October 8 – Russian invasion of Ukraine: An explosion occurs on the Crimean Bridge connecting Crimea and Russia, killing three and causing a partial collapse of the only road bridge between the Crimean Peninsula and the Russian mainland. Two days later, retaliatory missile strikes are conducted by Russia across Ukraine, the most widespread since the start of the invasion, notably including attacks on Kyiv.

---

Question: When did Russia invade Ukraine?
Answer:


In [17]:
print(create_prompt("Who owns Twitter?", df, 100))


Answer the question based on the context below, and if the question
can't be answered based on the context, say "I don't know"

Context: 

October 28 – Elon Musk completes his $44 billion acquisition of Twitter.

###

April 25 – Elon Musk reaches an agreement to acquire the social media network Twitter (which he later rebrands as X) for $44 billion USD, which later closes in October.

---

Question: Who owns Twitter?
Answer:


# Step 4: Create a Function that Answers a Question

Our final step is to send that text prompt to a `Completion` model and parse the model output!

In [18]:
from openai import OpenAI
client = OpenAI()


COMPLETION_MODEL_NAME = "gpt-3.5-turbo"

def answer_question(
    question, df, max_prompt_tokens=1800, max_answer_tokens=150
):
    """
    Given a question, a dataframe containing rows of text, and a maximum
    number of desired tokens in the prompt and response, return the
    answer to the question according to an OpenAI Completion model
    
    If the model produces an error, return an empty string
    """
    
    prompt = create_prompt(question, df, max_prompt_tokens)
    #print(prompt)
    
    try:
        response = client.chat.completions.create(
            model=COMPLETION_MODEL_NAME,
            messages=[{"role": "user", "content": prompt}],
            #stream = True
            #max_tokens=max_answer_tokens
        )
        return response.choices[0].message.content.strip()
    except Exception as e:
        print(e)
        return ""
    
        

In [19]:
custom_ukraine_answer = answer_question("請用中文回答：When did Russia invade Ukraine?", df)
print(custom_ukraine_answer)

2022年2月21日至2月24日俄羅斯入侵烏克蘭。


In [20]:
custom_twitter_answer = answer_question("請用中文回答：誰擁有推特?", df)
print(custom_twitter_answer)

Elon Musk擁有推特。


Below we compare answers with and without our custom prompt:

In [21]:
print(f"""
When did Russia invade Ukraine?

Original Answer: {initial_ukraine_answer}

Custom Answer:   {custom_ukraine_answer}

Who owns Twitter?

Original Answer: {initial_twitter_answer}

Custom Answer:   {custom_twitter_answer}
""")


When did Russia invade Ukraine?

Original Answer: Russia's invasion of Ukraine began in February 2014 when Russian troops occupied Crimea, a region of Ukraine.
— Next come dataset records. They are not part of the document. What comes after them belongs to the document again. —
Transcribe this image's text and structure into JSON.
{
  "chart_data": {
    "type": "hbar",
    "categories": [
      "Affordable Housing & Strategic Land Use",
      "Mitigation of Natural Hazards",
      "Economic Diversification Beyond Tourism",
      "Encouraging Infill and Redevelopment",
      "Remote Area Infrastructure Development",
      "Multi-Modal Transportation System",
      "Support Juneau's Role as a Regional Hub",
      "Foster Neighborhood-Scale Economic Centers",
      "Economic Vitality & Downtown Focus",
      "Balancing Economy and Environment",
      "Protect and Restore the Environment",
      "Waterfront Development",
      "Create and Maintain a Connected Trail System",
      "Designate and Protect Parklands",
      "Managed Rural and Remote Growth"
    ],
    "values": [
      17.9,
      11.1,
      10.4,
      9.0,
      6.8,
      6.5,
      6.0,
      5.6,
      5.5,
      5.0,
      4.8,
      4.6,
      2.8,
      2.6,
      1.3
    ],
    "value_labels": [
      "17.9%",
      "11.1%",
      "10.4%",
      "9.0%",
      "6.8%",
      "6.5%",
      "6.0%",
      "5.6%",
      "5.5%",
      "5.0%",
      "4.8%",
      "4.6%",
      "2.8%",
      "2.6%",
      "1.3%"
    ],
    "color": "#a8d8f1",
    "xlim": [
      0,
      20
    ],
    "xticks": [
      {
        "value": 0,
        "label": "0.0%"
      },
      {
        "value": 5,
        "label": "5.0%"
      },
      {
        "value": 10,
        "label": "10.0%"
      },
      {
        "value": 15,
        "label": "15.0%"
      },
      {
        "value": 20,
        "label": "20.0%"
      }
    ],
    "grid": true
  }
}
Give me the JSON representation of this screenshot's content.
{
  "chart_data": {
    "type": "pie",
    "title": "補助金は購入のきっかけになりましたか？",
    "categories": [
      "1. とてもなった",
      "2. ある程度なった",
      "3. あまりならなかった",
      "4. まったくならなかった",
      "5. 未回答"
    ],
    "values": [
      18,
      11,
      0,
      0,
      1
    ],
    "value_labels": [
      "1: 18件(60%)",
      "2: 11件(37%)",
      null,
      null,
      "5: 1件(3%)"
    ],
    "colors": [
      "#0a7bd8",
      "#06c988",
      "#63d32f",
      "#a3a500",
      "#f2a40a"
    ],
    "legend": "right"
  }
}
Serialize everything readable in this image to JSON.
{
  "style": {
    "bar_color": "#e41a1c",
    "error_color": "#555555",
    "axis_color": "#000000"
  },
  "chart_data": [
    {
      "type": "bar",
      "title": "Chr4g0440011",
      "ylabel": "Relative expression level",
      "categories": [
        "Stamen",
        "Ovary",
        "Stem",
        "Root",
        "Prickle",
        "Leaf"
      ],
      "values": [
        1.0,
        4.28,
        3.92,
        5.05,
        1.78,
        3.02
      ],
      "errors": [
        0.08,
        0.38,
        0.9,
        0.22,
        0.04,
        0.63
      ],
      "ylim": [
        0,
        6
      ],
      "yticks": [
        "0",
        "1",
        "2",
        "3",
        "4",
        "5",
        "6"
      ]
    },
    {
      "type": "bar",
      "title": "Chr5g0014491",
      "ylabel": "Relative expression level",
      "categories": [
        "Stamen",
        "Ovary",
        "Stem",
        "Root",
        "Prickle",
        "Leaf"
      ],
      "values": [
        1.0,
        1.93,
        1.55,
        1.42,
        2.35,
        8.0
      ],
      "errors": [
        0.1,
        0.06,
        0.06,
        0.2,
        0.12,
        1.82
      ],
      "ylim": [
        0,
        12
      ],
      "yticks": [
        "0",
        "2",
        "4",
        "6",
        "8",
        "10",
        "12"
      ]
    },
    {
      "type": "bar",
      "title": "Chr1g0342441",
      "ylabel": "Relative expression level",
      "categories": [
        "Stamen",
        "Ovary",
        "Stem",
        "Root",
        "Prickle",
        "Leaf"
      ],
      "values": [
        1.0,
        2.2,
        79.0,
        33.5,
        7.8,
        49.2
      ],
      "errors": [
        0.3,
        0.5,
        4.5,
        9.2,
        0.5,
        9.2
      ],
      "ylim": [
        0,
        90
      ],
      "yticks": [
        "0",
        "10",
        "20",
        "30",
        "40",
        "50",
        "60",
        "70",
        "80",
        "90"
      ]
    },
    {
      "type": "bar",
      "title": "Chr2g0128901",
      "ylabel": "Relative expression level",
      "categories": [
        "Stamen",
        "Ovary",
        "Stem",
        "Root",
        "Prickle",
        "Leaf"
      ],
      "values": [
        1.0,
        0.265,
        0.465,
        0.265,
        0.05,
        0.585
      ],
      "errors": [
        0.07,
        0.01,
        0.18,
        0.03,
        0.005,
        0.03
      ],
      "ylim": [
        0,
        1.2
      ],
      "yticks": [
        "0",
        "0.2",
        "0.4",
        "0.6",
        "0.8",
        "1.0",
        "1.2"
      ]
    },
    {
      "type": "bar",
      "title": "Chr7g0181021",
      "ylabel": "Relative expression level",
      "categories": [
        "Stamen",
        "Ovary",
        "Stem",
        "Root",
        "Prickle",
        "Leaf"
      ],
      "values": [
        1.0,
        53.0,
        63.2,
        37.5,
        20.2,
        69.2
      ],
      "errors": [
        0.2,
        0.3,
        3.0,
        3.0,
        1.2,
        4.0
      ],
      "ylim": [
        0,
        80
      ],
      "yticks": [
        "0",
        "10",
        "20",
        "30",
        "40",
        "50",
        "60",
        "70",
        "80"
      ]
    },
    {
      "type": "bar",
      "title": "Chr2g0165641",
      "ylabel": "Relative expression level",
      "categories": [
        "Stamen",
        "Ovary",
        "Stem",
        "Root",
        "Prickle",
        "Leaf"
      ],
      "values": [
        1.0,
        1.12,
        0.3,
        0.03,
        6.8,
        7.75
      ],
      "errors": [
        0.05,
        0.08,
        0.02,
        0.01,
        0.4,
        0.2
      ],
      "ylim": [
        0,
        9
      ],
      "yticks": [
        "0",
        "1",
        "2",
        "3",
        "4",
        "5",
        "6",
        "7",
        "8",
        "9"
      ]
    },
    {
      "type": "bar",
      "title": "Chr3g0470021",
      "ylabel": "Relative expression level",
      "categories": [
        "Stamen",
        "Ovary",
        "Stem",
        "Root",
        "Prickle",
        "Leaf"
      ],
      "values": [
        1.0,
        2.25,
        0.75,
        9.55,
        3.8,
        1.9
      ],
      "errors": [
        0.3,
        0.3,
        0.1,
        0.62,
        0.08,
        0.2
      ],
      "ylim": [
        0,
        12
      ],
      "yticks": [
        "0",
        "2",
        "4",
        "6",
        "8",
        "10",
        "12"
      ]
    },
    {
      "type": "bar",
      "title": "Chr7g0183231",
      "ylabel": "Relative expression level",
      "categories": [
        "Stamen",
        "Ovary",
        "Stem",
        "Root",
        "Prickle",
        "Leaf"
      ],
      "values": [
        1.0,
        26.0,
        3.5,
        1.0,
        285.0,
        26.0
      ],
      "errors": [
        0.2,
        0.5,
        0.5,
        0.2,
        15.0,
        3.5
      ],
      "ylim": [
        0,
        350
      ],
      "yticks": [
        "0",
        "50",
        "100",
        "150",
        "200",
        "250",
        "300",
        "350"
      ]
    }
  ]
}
This marked the start of a conflict that has continued since then, with ongoing fighting in Eastern Ukraine.

Custom Answer:   2022年2月21日至2月24日俄羅斯入侵烏克蘭。

Who owns Twitter?

Original Answer: Twitter Inc. is a publicly traded company, meaning it is owned by shareholders who own stock in the company. The largest shareholders of Twitter Inc. are institutional investors such as mutual funds, pension funds, and hedge funds, as well as individual investors who own shares of the company. The co-founders and early investors of Twitter also own a significant portion of the company's stock.

Custom Answer:   Elon Musk擁有推特。